The Crowd Lab won the Best Poster/Demo Award at HCOMP 2019! Congratulations to Crowd Lab postdoc and team leader Jacob Thebault-Spieker, Ph.D. student Sukrit Venkatagiri, and undergraduate researchers David Mitchell and Chris Hurt. Their poster/demo was titled, “PairWise: Mitigating political bias in crowdsourced content moderation.”
The Crowd Lab also won the Best Poster/Demo Award at HCOMP 2018.
Dr. Luther and Dr. Sylvester Johnson, director of the Center for Humanities at Virginia Tech, co-presented on “The future of AI and what it means for humans” to local journalists at a media event called “On the Record with Virginia Tech” on October 17, 2019. The press release for the event described it as follows:
Technology is the changing the way we live and work. For centuries, being human has been described by emphasizing the ability to think and reason. But now technology innovation using Artificial Intelligence (AI) can help us mimic human-like behavior to make complicated decisions and solve world problems.
Virginia Tech’s Innovation Campus in Alexandria will focus on the intersection between technology and the human experience, leading the way not just in technical domains but also looking at the policy and ethical implications to ensure that technology doesn’t drive inequity.
What will it mean to be human as intelligent machines continue to advance? How is AI improving our lives? What are the dangers that more powerful AI might bring?
In this talk, Virginia Tech humanities scholar Sylvester Johnson and computer scientist Kurt Luther will share recent discoveries and explore how the latest technological advances in AI are changing our lives.
A video clip of the event was broadcast on a local TV news channel, WDVM.
Dr. Luther gave an invited presentation to an audience of engineers and journalists at The Washington Post on October 23, 2019. The title of his talk was, “Photo sleuthing: Helping investigators solve photo mysteries using crowdsourcing and AI.” The abstract for the talk was:
Journalists, intelligence analysts, and human rights investigators frequently analyze photographs of questionable or unknown provenance, trying to identify the people and places depicted. These photos can provide invaluable leads and evidence, but even experts must invest significant time in each analysis, with no guarantee of success. Collective human intelligence (via crowdsourcing) and artificial intelligence (via computer vision) offer great potential to support expert photo analysis.

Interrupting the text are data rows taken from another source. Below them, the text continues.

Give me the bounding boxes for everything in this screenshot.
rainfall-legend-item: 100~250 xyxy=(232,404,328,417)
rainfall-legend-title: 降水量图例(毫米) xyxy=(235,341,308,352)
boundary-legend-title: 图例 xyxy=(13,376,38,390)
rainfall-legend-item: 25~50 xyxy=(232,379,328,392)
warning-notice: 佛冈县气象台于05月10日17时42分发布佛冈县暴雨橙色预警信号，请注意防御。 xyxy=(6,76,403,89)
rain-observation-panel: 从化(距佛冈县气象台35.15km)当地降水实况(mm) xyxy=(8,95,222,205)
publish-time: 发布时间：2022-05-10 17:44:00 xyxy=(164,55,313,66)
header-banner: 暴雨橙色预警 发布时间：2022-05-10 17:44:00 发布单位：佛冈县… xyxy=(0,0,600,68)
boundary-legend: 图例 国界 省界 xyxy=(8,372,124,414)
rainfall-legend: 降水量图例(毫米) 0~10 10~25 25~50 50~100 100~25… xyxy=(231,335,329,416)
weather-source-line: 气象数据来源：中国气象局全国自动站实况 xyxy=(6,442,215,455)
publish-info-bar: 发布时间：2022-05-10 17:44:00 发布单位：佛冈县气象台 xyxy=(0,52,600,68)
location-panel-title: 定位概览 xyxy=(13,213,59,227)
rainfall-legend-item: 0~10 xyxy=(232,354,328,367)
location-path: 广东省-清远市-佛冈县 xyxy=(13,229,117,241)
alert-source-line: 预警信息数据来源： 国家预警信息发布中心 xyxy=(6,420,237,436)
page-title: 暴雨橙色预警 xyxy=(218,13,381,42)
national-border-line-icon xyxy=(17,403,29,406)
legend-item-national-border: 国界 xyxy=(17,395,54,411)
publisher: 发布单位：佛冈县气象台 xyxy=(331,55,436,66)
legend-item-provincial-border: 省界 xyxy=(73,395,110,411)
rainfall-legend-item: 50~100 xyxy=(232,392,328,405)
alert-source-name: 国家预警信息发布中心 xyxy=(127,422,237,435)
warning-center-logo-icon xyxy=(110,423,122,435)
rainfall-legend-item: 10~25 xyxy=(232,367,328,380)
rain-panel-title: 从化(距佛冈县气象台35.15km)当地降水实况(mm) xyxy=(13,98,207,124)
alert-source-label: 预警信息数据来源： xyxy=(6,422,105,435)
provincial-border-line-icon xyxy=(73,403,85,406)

However, we must first understand how to leverage the complementary strengths of these techniques to support investigators’ real-world needs and work practices.
In this talk, I present my lab’s research with two “photo sleuthing” communities: (1) open-source intelligence (OSINT) analysts who geolocate and verify photos and videos shared on social media, and (2) researchers and collectors who identify unknown soldiers in historical portraits from the 19th century. Informed by qualitative studies of current practice, we developed a novel approach that combines the complementary strengths of expert investigators, novice crowdsourcing, and computer vision to solve photo mysteries. We built two software tools based on this approach, GroundTruth and Photo Sleuth, and evaluated them with real expert investigators.
Historians spend significant time looking for relevant, high-quality primary sources in digitized archives and through web searches. One reason this task is time-consuming is that historians’ research interests are often highly abstract and specialized. These topics are unlikely to be manually indexed and are difficult to identify with automated text analysis techniques. In this article, we investigate the potential of a new crowdsourcing model in which the historian delegates to a novice crowd the task of labeling the relevance of primary sources with respect to her unique research interests. The model employs a novel crowd workflow, Read-Agree-Predict (RAP), that allows novice crowd workers to label relevance as well as expert historians. As a useful byproduct, RAP also reveals and prioritizes crowd confusions as targeted learning opportunities. We demonstrate the value of our model with two experiments with paid crowd workers (n=170), with the future goal of extending our work to classroom students and public history interventions. We also discuss broader implications for historical research and education.